As much as I have a distaste for buzzwords that get thrown around the internet, “epic” definitely describes the tone of what Bayonetta attempts. The intro cutscene features some dramatic speeches that hint at sacred, or sacrilegious bloodlines, and a world with a rich tapestry of characters and impossibly byzantine storylines. That doesn’t really pan out so much, the story is so bogged down in whatever dense dialogue and uncommunicated ideas about the world that it’s hard to care about more than two characters other than Bayonetta herself. Where the story was lacking though, the action overcompensates like crazy.
With some of the pedigree behind Devil May Cry and God Hand, you might think you know what to expect from the frenetic pace of the set one vs. many battles, and you wouldn’t be far wrong. Bayonetta is limber enough to be able to use weapons strapped to her ankles, as well as whatever’s in her hands, and this breaks things into a ‘press Y for hand held attacks’ and ‘press B for feet attacks’ which more or less equate to Y = light and quick, B = strong and heavy, which make up the combo strings you’d find in an equivalent game. It’s a staple of the genre at this point, so we won’t mark it down for lacking originality. Being able to change weapons in the feet and hands slots, though, does add a lot of potential variety with which to find your favourite style. The combo-heavy nature of the combat carried over from DMC-alikes is ever present and feels slicker than any similar title I’ve played, yes, even my much venerated Ninja Gaiden Black. The other parts seem carried over from God Hand, where quick time events will have you summoning beasties which are ridiculous in scale, or responding to a sky-scraper being thrown at you by kicking it back. It’s insanity of the highest order, and it’s utterly fantastic.
Platinum have also smartly made steps to accommodate the undeniable casual market out there, by having Easy and Very Easy modes which automatically perform combos of variety whilst you simply hammer on a single button repeatedly. You might expect a derisive attitude from me, the way I’ve lamented the softening of games but the reality here is that these modes are actually surprisingly still fun, and it even offers someone more capable an opportunity to watch the ways attacks can flow into each other without having to load up YouTube. On the other hand, for those seeking a challenge, Bayonetta certainly offers that; to earn the higher ranks, you have to be quick, use a variety of combos, take as little damage as possible and use no items (which can be crafted, but that mechanic doesn’t deserve more than a passing mention). There are also some pretty fierce enemies and bosses that will take advantage of you while you’re unfamiliar with the ins and outs of the game.
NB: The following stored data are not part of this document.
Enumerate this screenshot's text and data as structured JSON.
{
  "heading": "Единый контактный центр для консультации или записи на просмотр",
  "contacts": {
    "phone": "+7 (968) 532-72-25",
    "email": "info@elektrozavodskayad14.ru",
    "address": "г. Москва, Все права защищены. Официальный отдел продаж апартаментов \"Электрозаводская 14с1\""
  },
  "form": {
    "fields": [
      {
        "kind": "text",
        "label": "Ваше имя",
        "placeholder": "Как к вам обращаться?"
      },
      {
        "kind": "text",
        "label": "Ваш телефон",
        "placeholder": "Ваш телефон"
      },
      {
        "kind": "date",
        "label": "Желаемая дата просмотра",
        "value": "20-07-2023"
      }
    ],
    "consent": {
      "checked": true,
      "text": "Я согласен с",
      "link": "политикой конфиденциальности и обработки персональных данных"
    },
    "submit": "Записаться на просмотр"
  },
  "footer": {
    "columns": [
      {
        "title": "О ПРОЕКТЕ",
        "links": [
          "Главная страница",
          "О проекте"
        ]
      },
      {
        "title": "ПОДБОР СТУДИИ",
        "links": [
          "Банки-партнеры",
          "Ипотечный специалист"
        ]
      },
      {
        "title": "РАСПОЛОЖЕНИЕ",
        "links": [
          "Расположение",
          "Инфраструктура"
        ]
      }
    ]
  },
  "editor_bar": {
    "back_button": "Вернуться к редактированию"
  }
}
Possibly my favourite thing about Bayonetta is that it makes me feel like it’s finally okay to really like Sega again. The wayward custodians of Sonic have been making progress with their tattered reputation even since they started making smart moves like buying the dudes behind the Total War franchise, but Bayonetta not only serves them by being a great game in its own right, it also contains references to Space Harrier, Outrun, and Afterburner, primarily in musical form chiming through in a remixed rendition during an appropriately styled on-rails shooting or highway section. Not to mention the fact that the games collectable currency, “halos” look suspiciously like gold rings…
Bayonetta is an exercise in awesome ridiculousity and is completely unapologetic for that. God bless it for that, too. If you have any interest in third person crazy combat action games, this is one not to miss.